UNPUBLISHED
UNITED STATES COURT OF APPEALS
FOR THE FOURTH CIRCUIT
No. 15-4424
UNITED STATES OF AMERICA,
Plaintiff – Appellee,
v.
ELERICO DURAN HOWARD, a/k/a Rico, a/k/a Freedom, a/k/a
Duran,
Defendant - Appellant.
Appeal from the United States District Court for the Eastern
District of North Carolina, at Raleigh. Malcolm J. Howard,
Senior District Judge. (5:14-cr-00223-H-1)
Submitted: May 25, 2016 Decided: June 6, 2016
Before DUNCAN and THACKER, Circuit Judges, and DAVIS, Senior
Circuit Judge.
Affirmed by unpublished per curiam opinion.
Seth A. Neyhart, STARK LAW GROUP, PLLC, Chapel Hill, North
Carolina, for Appellant. Jennifer P. May-Parker, Assistant
United States Attorney, Raleigh, North Carolina, for Appellee.

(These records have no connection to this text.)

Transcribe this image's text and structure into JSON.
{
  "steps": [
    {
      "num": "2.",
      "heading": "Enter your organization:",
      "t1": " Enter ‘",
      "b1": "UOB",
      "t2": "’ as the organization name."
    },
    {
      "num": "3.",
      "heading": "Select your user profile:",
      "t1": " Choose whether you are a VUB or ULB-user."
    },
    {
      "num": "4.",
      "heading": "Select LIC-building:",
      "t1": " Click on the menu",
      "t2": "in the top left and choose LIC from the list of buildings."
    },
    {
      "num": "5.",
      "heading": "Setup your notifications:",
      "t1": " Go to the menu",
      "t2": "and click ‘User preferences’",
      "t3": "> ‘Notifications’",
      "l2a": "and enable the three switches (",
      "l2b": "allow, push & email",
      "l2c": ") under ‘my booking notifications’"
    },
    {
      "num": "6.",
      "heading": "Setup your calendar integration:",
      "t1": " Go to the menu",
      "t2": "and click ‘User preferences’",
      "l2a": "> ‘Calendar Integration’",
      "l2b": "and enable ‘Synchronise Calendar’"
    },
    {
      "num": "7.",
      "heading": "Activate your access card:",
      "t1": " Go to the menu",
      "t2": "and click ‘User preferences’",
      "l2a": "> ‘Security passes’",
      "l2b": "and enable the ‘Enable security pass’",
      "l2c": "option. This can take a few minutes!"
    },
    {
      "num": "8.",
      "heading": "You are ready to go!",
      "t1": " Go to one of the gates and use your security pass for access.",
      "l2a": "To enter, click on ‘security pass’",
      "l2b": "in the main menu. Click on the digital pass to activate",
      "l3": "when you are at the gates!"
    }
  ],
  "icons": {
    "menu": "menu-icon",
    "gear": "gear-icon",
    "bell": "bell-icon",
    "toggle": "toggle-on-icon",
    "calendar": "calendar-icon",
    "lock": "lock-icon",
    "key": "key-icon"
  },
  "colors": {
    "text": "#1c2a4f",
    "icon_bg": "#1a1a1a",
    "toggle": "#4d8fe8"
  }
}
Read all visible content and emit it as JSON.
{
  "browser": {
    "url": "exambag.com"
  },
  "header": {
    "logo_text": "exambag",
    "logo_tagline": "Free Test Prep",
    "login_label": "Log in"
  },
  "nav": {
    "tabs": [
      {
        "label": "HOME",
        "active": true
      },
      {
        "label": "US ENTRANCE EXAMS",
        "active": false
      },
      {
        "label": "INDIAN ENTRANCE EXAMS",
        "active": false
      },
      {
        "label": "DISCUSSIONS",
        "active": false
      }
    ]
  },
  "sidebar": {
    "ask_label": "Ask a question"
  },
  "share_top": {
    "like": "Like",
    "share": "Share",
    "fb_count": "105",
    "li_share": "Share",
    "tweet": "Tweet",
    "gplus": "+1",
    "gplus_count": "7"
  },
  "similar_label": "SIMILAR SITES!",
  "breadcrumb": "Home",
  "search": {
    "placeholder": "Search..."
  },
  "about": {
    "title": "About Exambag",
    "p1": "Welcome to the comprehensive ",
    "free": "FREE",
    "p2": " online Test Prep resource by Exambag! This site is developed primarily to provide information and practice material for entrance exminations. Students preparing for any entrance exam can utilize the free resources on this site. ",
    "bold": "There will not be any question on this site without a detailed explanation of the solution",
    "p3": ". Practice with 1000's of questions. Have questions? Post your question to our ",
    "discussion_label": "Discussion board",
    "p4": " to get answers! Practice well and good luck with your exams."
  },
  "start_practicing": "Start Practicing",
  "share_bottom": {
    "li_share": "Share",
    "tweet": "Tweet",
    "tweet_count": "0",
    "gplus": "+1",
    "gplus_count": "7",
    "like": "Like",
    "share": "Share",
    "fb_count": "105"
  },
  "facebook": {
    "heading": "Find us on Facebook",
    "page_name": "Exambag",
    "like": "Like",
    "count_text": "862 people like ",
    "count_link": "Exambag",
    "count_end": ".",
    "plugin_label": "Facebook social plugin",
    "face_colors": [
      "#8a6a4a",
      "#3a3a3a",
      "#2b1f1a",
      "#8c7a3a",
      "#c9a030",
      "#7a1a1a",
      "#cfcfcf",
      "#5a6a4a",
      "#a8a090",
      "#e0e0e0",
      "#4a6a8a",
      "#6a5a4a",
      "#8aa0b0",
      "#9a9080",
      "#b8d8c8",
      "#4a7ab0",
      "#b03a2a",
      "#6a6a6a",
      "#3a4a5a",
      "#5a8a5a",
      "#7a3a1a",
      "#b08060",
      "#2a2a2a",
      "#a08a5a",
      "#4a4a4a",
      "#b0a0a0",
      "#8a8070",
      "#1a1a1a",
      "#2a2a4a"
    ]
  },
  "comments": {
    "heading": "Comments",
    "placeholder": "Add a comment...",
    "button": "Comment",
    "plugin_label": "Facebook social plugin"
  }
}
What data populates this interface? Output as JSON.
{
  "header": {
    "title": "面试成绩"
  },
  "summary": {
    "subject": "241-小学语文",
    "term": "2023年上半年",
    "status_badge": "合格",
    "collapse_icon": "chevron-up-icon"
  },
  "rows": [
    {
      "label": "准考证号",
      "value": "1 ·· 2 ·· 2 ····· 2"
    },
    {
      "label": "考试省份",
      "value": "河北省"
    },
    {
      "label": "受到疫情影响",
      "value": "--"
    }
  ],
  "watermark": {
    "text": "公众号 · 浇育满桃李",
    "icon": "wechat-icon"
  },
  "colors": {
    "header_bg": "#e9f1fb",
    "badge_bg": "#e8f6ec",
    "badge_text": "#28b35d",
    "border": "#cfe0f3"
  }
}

Unpublished opinions are not binding precedent in this circuit.
PER CURIAM:
Elerico Duran Howard pled guilty, pursuant to a plea
agreement, to conspiracy to possess with intent to distribute
500 grams or more of cocaine and an unspecified quantity of
marijuana, in violation of 21 U.S.C. §§ 841(a)(1), 846 (2012),
and possession of a firearm by a felon, in violation of 18
U.S.C. §§ 922(g)(1), 924 (2012). The district court sentenced
Howard to 144 months’ imprisonment, and he now appeals.
Appellate counsel has filed a brief pursuant to Anders v.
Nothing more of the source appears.